Frequently Asked Questions

Background Questions

Are all protein crystals detectable?

Almost all molecules that have a chiral center form a chiral crystal. Therefore, most proteins will form chiral crystals that are detectable via SONICC® (Second Order Non-linear Imaging of Chiral Crystals). Over 99% of the proteins in the Protein Data Bank have a space group that is detectable with SONICC. Crystals with extremely high symmetry classes will generate less SHG signal. Although theoretically all protein crystals should be detected with SHG, that is not always experimentally the case. The higher the space group, the less SHG is generated. Also, the hyperpolarizability (ie the SHG efficiency) of the protein significantly impacts the amount of light generated. Some proteins interact more favorably with light and therefore produce higher SHG signal, where other proteins hold their electrons closely, have a low hyperpolarizability and not give a strong, detectable SHG response.


What is SHG?

SHG stands for Second Harmonic Generation and is a nonlinear optical process. In intense electric fields (i.e. in the presence of a femtosecond laser) the distance between the electrons and the nucleus are distorted (anharmonicity) resulting in non-linear optical effects such as SHG where the frequency of the outgoing light is twice that of the incident (i.e. 1064 nm incident results in 532 nm exiting).


What does “chiral” mean?

A chiral molecule, or in this case a chiral crystal, is a crystal that lacks an internal plane of symmetry, and thus its mirror image is nonsuperimposable. Achiral crystals are symmetric and therefore produce SHG in equal and opposite directions that sum to a net zero signal.


Will salts produce signal?

They can if they are chiral, but the majority of salts are achiral and therefore do not generate SHG signal.


How is SONICC different than fluorescent imaging?

Fluorescent imaging takes advantage of either the endogenous fluorescence of the protein or the use of fluorescent tags. Although fluorescence is bright and easily detectable, it is generated from solubilized and aggregated proteins as well as crystallized proteins. The background from the solubilized protein decreases the signal to noise ratio significantly, resulting in false positives. SONICC, on the other hand, is only sensitive to crystallized proteins.


How does UV-TPEF compare to traditional UV imaging?

Both imaging methods probe the amino acids present in proteins that are excited by UV light (~280 nm). However, with UV-TPEF, the incident wavelength is 532 nm instead of UV and has less energy. UV imaging can cause the breakage of disulfide bonds but by using green light instead to excite, damage does not occur.


With which platforms are SONICC compatible?

SONICC is compatible with all optically-accessible plates and seals.


Will the laser damage my crystals?

Experiments show no detectable damage to protein crystals. In one experiment, a protein crystal was imaged on one half with excessive laser input. X-ray diffraction was obtained from both the exposed and un-exposed halves of the crystal. Both sides diffracted to within expected resolution (~2 Ã) and within statistical variation (i.e. there was no statistical difference between the diffraction of either side). SONICC has also imaged live cells with no observed impact (they remained adhered to a polylysine-coated slide).
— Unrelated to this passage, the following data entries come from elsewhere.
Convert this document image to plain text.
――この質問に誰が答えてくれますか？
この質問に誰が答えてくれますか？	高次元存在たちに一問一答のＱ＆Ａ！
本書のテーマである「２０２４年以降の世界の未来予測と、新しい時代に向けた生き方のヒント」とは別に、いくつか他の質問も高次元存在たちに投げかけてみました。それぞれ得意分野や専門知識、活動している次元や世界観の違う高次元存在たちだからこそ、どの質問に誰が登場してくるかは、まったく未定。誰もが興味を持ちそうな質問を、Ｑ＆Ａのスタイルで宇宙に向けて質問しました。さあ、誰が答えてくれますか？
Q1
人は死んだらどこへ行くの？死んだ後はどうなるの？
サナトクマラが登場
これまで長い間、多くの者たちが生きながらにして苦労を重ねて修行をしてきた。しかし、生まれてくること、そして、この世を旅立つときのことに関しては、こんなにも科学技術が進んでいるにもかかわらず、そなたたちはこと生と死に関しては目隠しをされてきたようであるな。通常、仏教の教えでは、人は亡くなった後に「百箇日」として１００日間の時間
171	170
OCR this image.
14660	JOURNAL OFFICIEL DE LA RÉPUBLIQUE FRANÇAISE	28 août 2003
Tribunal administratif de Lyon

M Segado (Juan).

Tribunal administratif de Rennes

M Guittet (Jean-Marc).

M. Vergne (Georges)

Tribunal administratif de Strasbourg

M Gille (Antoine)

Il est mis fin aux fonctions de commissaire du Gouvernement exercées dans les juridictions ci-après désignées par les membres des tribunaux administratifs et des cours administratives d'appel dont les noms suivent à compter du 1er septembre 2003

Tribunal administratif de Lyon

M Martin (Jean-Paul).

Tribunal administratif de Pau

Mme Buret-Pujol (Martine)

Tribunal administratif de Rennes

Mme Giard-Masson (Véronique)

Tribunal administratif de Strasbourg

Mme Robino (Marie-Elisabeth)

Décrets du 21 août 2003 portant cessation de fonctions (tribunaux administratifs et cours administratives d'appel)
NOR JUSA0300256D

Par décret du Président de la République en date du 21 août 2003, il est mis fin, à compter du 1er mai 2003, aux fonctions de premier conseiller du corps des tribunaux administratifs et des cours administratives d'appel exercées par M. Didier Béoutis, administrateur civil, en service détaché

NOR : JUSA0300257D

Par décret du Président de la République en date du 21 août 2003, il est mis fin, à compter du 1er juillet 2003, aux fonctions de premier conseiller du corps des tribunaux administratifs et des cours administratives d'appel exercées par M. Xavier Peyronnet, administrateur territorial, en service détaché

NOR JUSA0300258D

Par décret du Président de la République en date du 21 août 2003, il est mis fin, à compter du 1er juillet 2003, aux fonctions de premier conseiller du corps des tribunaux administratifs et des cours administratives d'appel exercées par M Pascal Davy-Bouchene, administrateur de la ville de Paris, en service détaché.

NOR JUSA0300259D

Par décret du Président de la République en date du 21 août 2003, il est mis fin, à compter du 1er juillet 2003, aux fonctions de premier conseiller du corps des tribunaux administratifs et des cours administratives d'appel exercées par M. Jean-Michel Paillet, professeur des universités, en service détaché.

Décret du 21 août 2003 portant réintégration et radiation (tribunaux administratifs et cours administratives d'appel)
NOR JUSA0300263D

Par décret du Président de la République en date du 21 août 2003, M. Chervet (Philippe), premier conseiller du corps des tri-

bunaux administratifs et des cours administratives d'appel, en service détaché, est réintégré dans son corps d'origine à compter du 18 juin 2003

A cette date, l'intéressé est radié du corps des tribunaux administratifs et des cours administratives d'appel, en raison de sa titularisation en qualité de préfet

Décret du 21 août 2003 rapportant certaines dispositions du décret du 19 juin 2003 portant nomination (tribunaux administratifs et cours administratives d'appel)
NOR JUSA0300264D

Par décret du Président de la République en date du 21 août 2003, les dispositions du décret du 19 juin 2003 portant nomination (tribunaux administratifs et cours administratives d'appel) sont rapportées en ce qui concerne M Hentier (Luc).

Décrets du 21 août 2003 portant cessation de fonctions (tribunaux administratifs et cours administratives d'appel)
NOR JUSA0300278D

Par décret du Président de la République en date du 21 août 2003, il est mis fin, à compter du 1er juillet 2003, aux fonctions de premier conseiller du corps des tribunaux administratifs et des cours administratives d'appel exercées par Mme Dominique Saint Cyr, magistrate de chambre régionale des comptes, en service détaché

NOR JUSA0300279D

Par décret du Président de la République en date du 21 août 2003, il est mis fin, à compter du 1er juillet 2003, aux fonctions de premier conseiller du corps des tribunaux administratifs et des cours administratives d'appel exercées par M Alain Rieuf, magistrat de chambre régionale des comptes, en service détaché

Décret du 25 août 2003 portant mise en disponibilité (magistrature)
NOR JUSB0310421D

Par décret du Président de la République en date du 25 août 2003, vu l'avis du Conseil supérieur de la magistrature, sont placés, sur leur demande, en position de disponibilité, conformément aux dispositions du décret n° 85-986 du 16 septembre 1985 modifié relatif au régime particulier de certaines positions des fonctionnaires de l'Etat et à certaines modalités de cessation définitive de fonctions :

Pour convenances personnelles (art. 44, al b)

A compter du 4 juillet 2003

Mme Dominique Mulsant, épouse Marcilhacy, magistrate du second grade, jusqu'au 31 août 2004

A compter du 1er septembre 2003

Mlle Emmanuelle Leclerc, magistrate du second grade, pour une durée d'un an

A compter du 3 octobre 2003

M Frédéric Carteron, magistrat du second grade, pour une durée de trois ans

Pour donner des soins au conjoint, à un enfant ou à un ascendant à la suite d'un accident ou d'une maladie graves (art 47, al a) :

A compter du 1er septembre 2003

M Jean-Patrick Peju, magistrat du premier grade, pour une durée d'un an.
Can I use SONICC if my sample is fluorescent?

Yes. As long as fluorescence is Stokes-shifted by 10 nm, the fluorescence will not be detected nor interfere with the SHG signal.

Specification Questions

*Please note that each crystal will generate different intensities of SHG signal depending on size, orientation, space group and quality, as well as the acquisition time and incident intensity.


How small of a crystal can SONICC detect?

Theoretically, the lower limit of detection can be estimated by the forward-to-backward ratio of the SHG signal. Based on the coherence length of the generated SHG signal and the refractive index of the material, this lower limit ranges from 90 nm – 300 nm in thickness. In practice, 1 μm^3 crystals can be routinely detected. 2D crystals have also been routinely imaged with a signal to noise ratio >30.


What is the spatial resolution?

Crystals can be resolved to 2 μm (detection limit is much lower).


What is the laser´s Z-resolution and how deeply can it penetrate?

The laser focuses to a width of ∼50 μm and can image drops >3 mm tall with multiple Z-steps, called “slices”.


How fast is SONICC?

The current electronic package allows 512 x 512 image acquisition for one Z-slice in 500 ms. This corresponds to eight traces of the fast-scanning mirror per line. A one-drop 96-well plate can be imaged with visible light in 3 minutes and with SHG in 15 minutes with eight Z-slices per drop.